The November issue of Cooking Light contained an "Eating Smart" section detailing how even those little bites here and there during the meal prep really can sneak up on you. Let's take a look:
- Licking the batter during cake making: 75 calories
- Nibbling on some leftover bacon for a gratin: 42 calories
- Taste testing your bread cubes for the stuffing: 15 calories
- Oh, there was a little bit of whipped cream left in the bowl from the pie?: 26 calories
- Let's try adding a bit of variation to this dish with some alcohol. Shot of Grand Marnier (you have to taste test, right?): 38 calories
- Adding in a little dried fruit to the cranberry sauce never hurt. One for the sauce one for me: 25 calories
- The family is arriving. There's cheese set out to keep the hounds at bay. And maybe the cook: 57 calories
- Oh, that bottle of wine magically opened. It must be tasted before being served to the guests: 125 calories
- Time to top that pecan pie... need to make sure the pecans are properly toasted first: 49 calories
- The bird is done! But you need to check to make sure it tastes alright...: 48 calories
- Dang those veggies, they just can't stay in the dish. Eat the ones that jumped onto the counter: 9 calories
- Ah, those beautiful little marshmallows on top of sweet potato casserole. You need a few to remind yourself how good they are: 13 calories
- Another side dish is out of the oven! Brussels sprouts! (Have to taste to make sure that one's okay too): 15 calories
- Mmmm the rolls are on their way out of the oven toward the table. That one's a little ugly, we can't have that now can we?: 106 calories
- Hmm, that wine glass is almost empty. Might as well finish so we can have a fresh glass for dinner: 106 calories
Individually these aren't that bad. 9 calories for some veggies, 125 for a glass of wine. All reasonable. Until they are all together. 768 calories. Those sneaky little calories.

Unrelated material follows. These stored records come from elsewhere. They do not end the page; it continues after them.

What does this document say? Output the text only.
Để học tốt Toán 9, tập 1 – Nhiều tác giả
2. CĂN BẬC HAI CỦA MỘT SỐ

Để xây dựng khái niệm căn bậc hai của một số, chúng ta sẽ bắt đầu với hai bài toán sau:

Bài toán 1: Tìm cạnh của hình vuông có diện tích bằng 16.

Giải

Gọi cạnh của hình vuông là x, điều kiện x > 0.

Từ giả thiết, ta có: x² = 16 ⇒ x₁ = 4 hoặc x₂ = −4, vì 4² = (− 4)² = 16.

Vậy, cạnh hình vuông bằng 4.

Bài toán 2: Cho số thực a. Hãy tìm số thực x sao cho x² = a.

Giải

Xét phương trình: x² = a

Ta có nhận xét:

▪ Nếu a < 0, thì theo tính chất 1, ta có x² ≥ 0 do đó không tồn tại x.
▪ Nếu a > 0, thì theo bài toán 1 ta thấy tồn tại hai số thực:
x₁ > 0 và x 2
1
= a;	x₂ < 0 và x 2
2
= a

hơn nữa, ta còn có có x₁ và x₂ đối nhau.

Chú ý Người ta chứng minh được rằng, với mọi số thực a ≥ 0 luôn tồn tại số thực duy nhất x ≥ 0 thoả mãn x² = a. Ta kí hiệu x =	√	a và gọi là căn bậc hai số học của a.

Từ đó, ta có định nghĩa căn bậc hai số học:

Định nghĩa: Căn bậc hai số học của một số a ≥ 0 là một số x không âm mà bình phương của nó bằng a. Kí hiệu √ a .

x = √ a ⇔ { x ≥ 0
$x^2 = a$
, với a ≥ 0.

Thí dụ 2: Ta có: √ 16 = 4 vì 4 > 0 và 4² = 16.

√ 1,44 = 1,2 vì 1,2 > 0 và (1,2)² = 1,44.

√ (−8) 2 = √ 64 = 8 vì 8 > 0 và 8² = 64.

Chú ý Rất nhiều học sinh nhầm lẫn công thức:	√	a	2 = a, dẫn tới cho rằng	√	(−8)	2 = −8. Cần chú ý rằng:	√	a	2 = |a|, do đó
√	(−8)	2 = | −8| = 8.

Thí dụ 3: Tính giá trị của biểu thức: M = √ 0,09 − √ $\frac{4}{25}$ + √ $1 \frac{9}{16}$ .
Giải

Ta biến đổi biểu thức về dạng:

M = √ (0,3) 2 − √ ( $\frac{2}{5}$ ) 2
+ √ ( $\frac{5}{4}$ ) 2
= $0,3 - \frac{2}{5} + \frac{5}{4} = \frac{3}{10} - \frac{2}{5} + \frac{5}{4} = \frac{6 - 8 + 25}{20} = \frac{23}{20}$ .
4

Now, I'm not suggesting that you refuse to taste your food before serving it or that you must starve yourself before the big meal. This list is just a reminder that even those little bites here and there eventually add up to a calorie count worthy of an entire meal. So eat a hearty breakfast and slow down on those "oops fell on the floor" marshmallows. You'll thank yourself the following day.
What is your favorite Thanksgiving dish?